I will say this, separately, on the weight front: spending the last 7-8 weekends on a marathon editing binge to finish the main novel by Sept. 9th and the 500th anniverary of Flodden (yup, did it!) and Epilogue + formatting by today, has not been particularly kind to the waist or to the garden upkeep. Spending 3+ months unemployed and not walking a couple miles to/fro the MBTA subway stop week-daily didn’t help either (final book or waist). It’s portion control for me and no succumbing to tasty baked goods.
Congratulations on finishing your book!
Indeed–congratulations!
This image — an older simpler version, which we found at the ‘healthy librarian’ site a year or more ago — changed how we eat. We’d already gone vegan; this focused that:
:http://soulsearchingvegan.files.wordpress.com/2012/03/b221301818.jpg
Slightly skewed off topic: I wore a size 14 in 1973 when I started college. If someone had the same measurements today, they would wear a size 4. I wear a size 14 trouser today at 65 pounds larger.

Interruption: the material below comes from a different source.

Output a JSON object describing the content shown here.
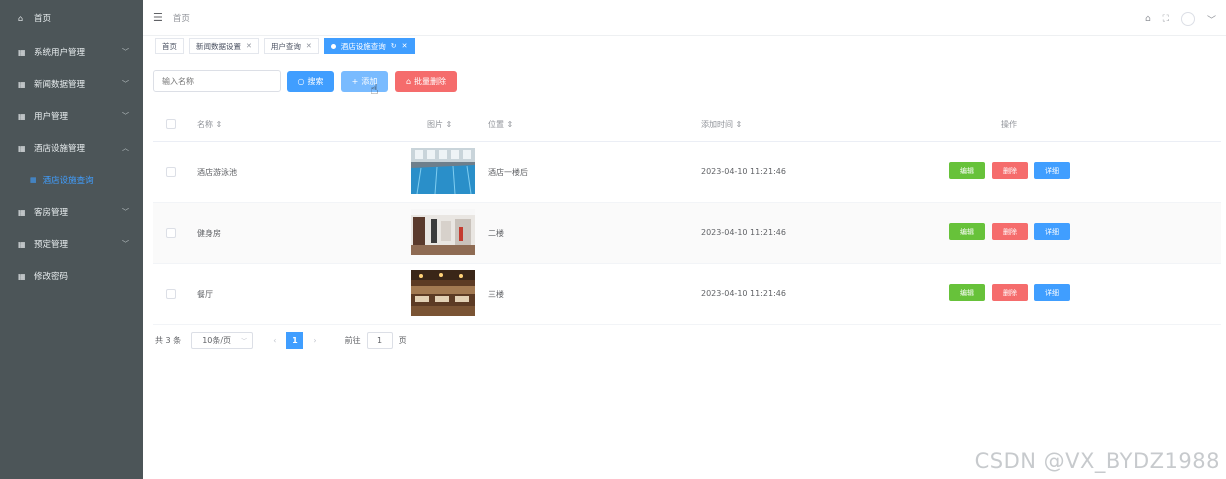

I have no idea what to make of sizing, since I can go from a size 12 to a size 16 or 18, or a M to XL, depending on manufacturer. I even have pants from one company that are theoretically all size 16, but one of them fits like a 13-14, and a size 14 from the same company is actually looser — go figure.
I’m hoping for a 12, but if they’ve changed the sizes — heh— maybe a 10. I don’t really think so, though, because what’s bone is not subject to diet!
With the impressive weight loss to make things easier on the joints, will you be back at the rink?